Dirty Word: Debt
Richard Russell snippet
Dow Theory Letters
Sep 9, 2011
September 6, 2011 -- As I see it, the fundamental problem that the US and the developed nations are dealing with is the CONTRACTION of decades of over-spending and borrowing and debt-building that has occurred in the decades since the end of World War II.
I remember during the days prior to WW II that debt was literally a dirty word. People used to give "mortgage parties" when some member of the crowd finally paid off his or her mortgage. All the neighbors and friends would bring cakes and cookies and the party was always a big happy one. That was when that hated mortgage saddle was off one's back, and that monthly bill no longer came in the mail at the end of every month.
The operative phrase in those days was "No credit, Buddy, cash on the line." Everybody thought in terms of cash, and if you didn't have the cash to buy what you wanted, you went without.
I lived with my family on the upper East Side 89th Street and Lexington Avenue. Prior to that we live in an apartment house at 24 West 69th Street.
I remember one day I was standing in front of the building when an Italian gang of about ten kids walked by. The leader sneered and said, "Look at the little rich boy. Look at those fancy clothes." He came over and rained about ten punches on me in rapid fire. I fell to the sidewalk, not hurt but terribly embarrassed. That was the way if was if you lived in a decent neighborhood during the Great Depression.
Those who had some money slinked around the neighborhood. Those who have no money lay awake thinking of ways of obtaining money, even if they had to steal it.
I believe we're entering the "GREAT CONTRACTION" now. It's finally payup time. And it may not be pretty. La Jolla is now lined with stores or apartments and condos for sale. Little groups of vagrants (women among them) hang out behind the supermarkets, hoping for a handout (which are illegal). The markets are not allowed to dole out unsold food to waiting vagrants (sanitation rules). At every freeway entrance or exit men and women are seen, carrying signs such as "Veteran, will work for food" or in the case of women "Single mother, help me buy food for my baby".
I just perused the latest issue of Barron's. For a change, Barron's drops its incessantly bullish headline and instead asks "Where Do We Go From Here?"
But as usual, Barron's answers its own question right on the cover. Answers Barron's, "Why the market could rise 10% by the year's end, led by tech, industrials and health care."
Subscribers might ask why I concentrate so much on Barron's.
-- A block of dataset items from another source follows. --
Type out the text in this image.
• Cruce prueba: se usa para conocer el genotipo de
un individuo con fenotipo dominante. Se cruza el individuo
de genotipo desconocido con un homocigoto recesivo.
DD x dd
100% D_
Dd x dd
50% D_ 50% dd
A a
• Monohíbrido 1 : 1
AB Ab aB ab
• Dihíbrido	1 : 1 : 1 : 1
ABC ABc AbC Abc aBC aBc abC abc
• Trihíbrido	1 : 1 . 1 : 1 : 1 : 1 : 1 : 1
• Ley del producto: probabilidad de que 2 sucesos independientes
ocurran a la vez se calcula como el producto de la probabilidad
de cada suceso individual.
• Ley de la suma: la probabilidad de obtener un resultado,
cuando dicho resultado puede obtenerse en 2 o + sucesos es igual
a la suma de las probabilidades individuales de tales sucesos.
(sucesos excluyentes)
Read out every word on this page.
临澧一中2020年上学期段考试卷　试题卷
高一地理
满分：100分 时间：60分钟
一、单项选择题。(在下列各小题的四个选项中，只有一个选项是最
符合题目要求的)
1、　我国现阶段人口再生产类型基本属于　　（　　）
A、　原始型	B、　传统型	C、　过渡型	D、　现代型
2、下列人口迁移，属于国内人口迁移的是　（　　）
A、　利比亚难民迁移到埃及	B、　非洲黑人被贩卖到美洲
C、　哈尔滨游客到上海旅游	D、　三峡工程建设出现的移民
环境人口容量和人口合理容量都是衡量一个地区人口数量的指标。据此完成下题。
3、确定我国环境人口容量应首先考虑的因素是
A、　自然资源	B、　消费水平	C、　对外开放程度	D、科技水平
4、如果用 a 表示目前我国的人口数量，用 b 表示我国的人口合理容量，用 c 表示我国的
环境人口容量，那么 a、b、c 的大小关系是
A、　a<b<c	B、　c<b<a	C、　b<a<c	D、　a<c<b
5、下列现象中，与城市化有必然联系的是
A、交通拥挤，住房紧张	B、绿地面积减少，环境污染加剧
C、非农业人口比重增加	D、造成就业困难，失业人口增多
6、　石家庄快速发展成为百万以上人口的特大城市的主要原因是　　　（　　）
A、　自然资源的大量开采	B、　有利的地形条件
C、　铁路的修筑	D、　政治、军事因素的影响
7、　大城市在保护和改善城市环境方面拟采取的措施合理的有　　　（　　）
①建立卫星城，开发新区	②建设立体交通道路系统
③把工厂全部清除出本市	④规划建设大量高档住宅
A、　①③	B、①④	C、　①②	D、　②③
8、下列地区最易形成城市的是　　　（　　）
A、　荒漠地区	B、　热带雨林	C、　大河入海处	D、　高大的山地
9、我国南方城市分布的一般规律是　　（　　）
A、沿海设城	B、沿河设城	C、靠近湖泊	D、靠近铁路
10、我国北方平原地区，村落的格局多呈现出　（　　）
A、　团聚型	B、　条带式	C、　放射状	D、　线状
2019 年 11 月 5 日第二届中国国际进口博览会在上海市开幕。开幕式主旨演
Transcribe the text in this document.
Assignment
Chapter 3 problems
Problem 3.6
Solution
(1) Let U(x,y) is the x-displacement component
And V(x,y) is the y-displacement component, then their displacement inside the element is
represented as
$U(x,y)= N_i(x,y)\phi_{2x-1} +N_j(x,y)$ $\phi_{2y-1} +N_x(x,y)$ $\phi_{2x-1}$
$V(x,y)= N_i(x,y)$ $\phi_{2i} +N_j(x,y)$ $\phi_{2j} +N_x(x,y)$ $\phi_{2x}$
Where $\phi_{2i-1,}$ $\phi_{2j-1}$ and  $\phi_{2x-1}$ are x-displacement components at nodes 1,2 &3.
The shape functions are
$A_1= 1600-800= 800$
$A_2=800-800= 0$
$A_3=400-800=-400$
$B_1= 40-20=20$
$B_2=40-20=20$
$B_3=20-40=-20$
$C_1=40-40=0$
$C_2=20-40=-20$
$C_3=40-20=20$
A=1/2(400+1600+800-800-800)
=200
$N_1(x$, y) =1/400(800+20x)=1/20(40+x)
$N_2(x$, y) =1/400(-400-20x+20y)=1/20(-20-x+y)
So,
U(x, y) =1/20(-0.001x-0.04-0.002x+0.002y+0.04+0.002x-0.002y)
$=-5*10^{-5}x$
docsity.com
The reason is that Barron's is read by almost every serious investor and analyst on Wall Street and the rest of the nation.
Barron's is an opinion-maker. Barron's carries the statistics and the opinions that everyone is interested in.
Among all the analysts and national columnists, veteran Alan Abelson remains highly sceptical of where the nation is heading.
Towards the end of this issue of Barron's there's a most interesting review of the new book, "Exorbitant Privilege: The Rise and Fall and the Future of the International Monetary System" by Barry Eichengreen. The last paragraph of the review runs as follows:
"The history lesson eventually brings us to the current state of the dollar and its future path. Since the benefits of being the world's primary reserve currency are vast but also nearly invisible to the noneconomic, the analysis of these benefits, and their potential to be lost, relates the discussion back to the everyday decisions of businesses, households and governments. When the dollar is eventually forced to take a lesser role in world affairs, international demand for the dollar will decline, pushing up interest rates and reducing American living standards, particularly America's ability to consume beyond its means."
Please read this paragraph over carefully. The economic strength of the US lies largely in the fact that the US owns the world's reserve currency. Because of this, the US should be a nation with a spotless record of spending within its means. Alas, nothing could be further from the truth.
The fact is that nations are moving away from the Federal Reserve Notes (dollars) and looking ever-more seriously at gold as the preserver of their sovereign wealth.